Time for a Clear and Consistent U.S. Policy to Strengthen Relations with Taiwan
“There’s going to be extreme competition and I’m not going to do it the way that [Xi Jinping] knows,” President Joe Biden said, referring to his still developing policies on China. On February 10, Biden had his first phone call with Chinese President Xi Jinping and expressed concern regarding Beijing’s aggression towards Taiwan. For decades, China-Taiwan relations have been a difficult and sensitive issue for U.S. policymakers.
Now is the time for a clear and consistent U.S. policy that will confront Beijing and strengthen relations with Taipei. Biden should maintain the previous administration’s hardline approach to China. Former Secretary of State Mike Pompeo’s termination of previous guidelines for U.S.-Taiwan relations provides the new Biden administration an opportunity to recognize Taiwan’s status as a sovereign country and just as crucially, a trusted U.S. ally.

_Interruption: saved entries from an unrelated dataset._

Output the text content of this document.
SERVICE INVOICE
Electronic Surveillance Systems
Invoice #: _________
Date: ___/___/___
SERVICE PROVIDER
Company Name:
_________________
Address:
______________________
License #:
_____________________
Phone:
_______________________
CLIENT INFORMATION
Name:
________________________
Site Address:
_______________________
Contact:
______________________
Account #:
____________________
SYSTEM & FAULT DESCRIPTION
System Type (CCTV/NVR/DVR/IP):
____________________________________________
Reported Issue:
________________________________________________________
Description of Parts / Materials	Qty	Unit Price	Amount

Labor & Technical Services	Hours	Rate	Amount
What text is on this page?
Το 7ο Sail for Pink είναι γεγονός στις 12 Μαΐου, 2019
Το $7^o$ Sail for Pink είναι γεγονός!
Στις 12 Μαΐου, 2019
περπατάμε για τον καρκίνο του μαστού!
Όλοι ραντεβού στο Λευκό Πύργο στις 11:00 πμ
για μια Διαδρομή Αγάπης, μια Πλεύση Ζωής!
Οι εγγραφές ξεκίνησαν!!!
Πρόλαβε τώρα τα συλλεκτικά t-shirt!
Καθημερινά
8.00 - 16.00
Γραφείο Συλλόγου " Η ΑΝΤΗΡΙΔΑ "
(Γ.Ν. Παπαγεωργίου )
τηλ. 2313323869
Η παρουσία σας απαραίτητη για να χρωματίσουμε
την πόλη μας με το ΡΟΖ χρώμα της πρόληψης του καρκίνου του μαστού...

Following Biden’s inauguration, China flew fighter aircraft through Taiwan’s airspace and warned the United States against crossing Beijing’s “red line.” Addressing these hostilities is vital to global security, as Beijing increases the use of its military and sanctions to threaten countries that oppose China.
Global leaders are recognizing that the Chinese Communist Party’s growing propaganda and military exercises endanger international health and security. Australia has led an inquiry into the origins of the COVID-19 pandemic, suggesting that China conducted a cover-up. The United Kingdom and Japan have formed a partnership to counter Beijing’s maritime aggression. The United Kingdom has recently revoked the CCP’s broadcasting license for English-language news channels.

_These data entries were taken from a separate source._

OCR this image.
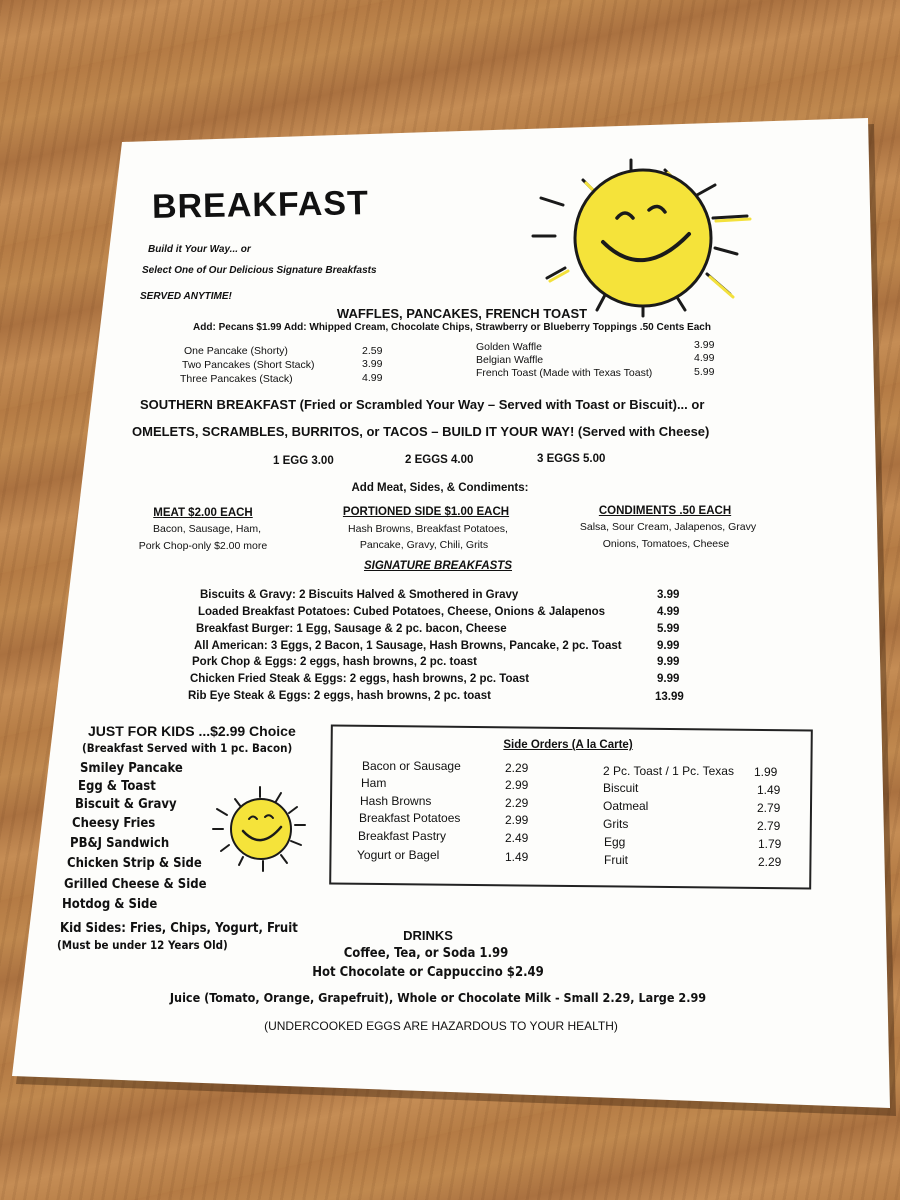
BREAKFAST
Build it Your Way... or
Select One of Our Delicious Signature Breakfasts
SERVED ANYTIME!
WAFFLES, PANCAKES, FRENCH TOAST
Add: Pecans $1.99 Add: Whipped Cream, Chocolate Chips, Strawberry or Blueberry Toppings .50 Cents Each
One Pancake (Shorty)	2.59
Two Pancakes (Short Stack)	3.99
Three Pancakes (Stack)	4.99
Golden Waffle	3.99
Belgian Waffle	4.99
French Toast (Made with Texas Toast)	5.99
SOUTHERN BREAKFAST (Fried or Scrambled Your Way – Served with Toast or Biscuit)... or
OMELETS, SCRAMBLES, BURRITOS, or TACOS – BUILD IT YOUR WAY! (Served with Cheese)
1 EGG 3.00	2 EGGS 4.00	3 EGGS 5.00
Add Meat, Sides, & Condiments:
MEAT $2.00 EACH
Bacon, Sausage, Ham,
Pork Chop-only $2.00 more
PORTIONED SIDE $1.00 EACH
Hash Browns, Breakfast Potatoes,
Pancake, Gravy, Chili, Grits
CONDIMENTS .50 EACH
Salsa, Sour Cream, Jalapenos, Gravy
Onions, Tomatoes, Cheese
SIGNATURE BREAKFASTS
Biscuits & Gravy: 2 Biscuits Halved & Smothered in Gravy	3.99
Loaded Breakfast Potatoes: Cubed Potatoes, Cheese, Onions & Jalapenos	4.99
Breakfast Burger: 1 Egg, Sausage & 2 pc. bacon, Cheese	5.99
All American: 3 Eggs, 2 Bacon, 1 Sausage, Hash Browns, Pancake, 2 pc. Toast	9.99
Pork Chop & Eggs: 2 eggs, hash browns, 2 pc. toast	9.99
Chicken Fried Steak & Eggs: 2 eggs, hash browns, 2 pc. Toast	9.99
Rib Eye Steak & Eggs: 2 eggs, hash browns, 2 pc. toast	13.99
JUST FOR KIDS ...$2.99 Choice
(Breakfast Served with 1 pc. Bacon)
Smiley Pancake
Egg & Toast
Biscuit & Gravy
Cheesy Fries
PB&J Sandwich
Chicken Strip & Side
Grilled Cheese & Side
Hotdog & Side
Kid Sides: Fries, Chips, Yogurt, Fruit
(Must be under 12 Years Old)
Side Orders (A la Carte)
Bacon or Sausage	2.29
Ham	2.99
Hash Browns	2.29
Breakfast Potatoes	2.99
Breakfast Pastry	2.49
Yogurt or Bagel	1.49
2 Pc. Toast / 1 Pc. Texas 1.99
Biscuit	1.49
Oatmeal	2.79
Grits	2.79
Egg	1.79
Fruit	2.29
DRINKS
Coffee, Tea, or Soda 1.99
Hot Chocolate or Cappuccino $2.49
Juice (Tomato, Orange, Grapefruit), Whole or Chocolate Milk - Small 2.29, Large 2.99
(UNDERCOOKED EGGS ARE HAZARDOUS TO YOUR HEALTH)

Meanwhile, Taiwan proves to be a valuable trading partner and contributor to the global economy and technology industry. It is home to the Taiwan Semiconductor Manufacturing Co., the world’s largest producer of computer chips for smartphones and high-performance computing. Countries that are dependent on TSMC maintain close ties with Taiwan through business and investment deals. Taiwan’s 1.89% GDP increase in 2020, despite the pandemic, demonstrates its economic resilience.
Consistency is key, as clear and unambiguous policies would be more effective than misleading China or Taiwan. On February 4, Biden announced, “American leadership must meet this new moment of advancing authoritarianism, including the growing ambitions of China to rival the United States.” Though it is not yet known whether Biden will be tough on China, he has suggested a mixed approach involving cooperation and confrontation.
Beijing’s aggression leads some to believe that confronting China is equivalent to risking war. Critics suggest countries have more to gain by engaging with China through trade. However, even in the absence of confrontation, China conducts missile tests and military exercises, threatening East Asia’s stability. Beijing’s frequent use of economic sanctions turns trade into a tool for coercion. Trade is beneficial, but not at the cost of Taiwan and its neighbors’ freedom and security.
Confronting China and establishing Taiwan’s status in the international community is long overdue. Biden’s conversation with Xi initiated new negotiations for U.S.-China policy. Coincidentally, 2021 is also the Year of the Ox, a symbol of stability and prosperity. After a turbulent 2020, new opportunities can pave the way for new relationships and a path forward—one that is clear and consistent.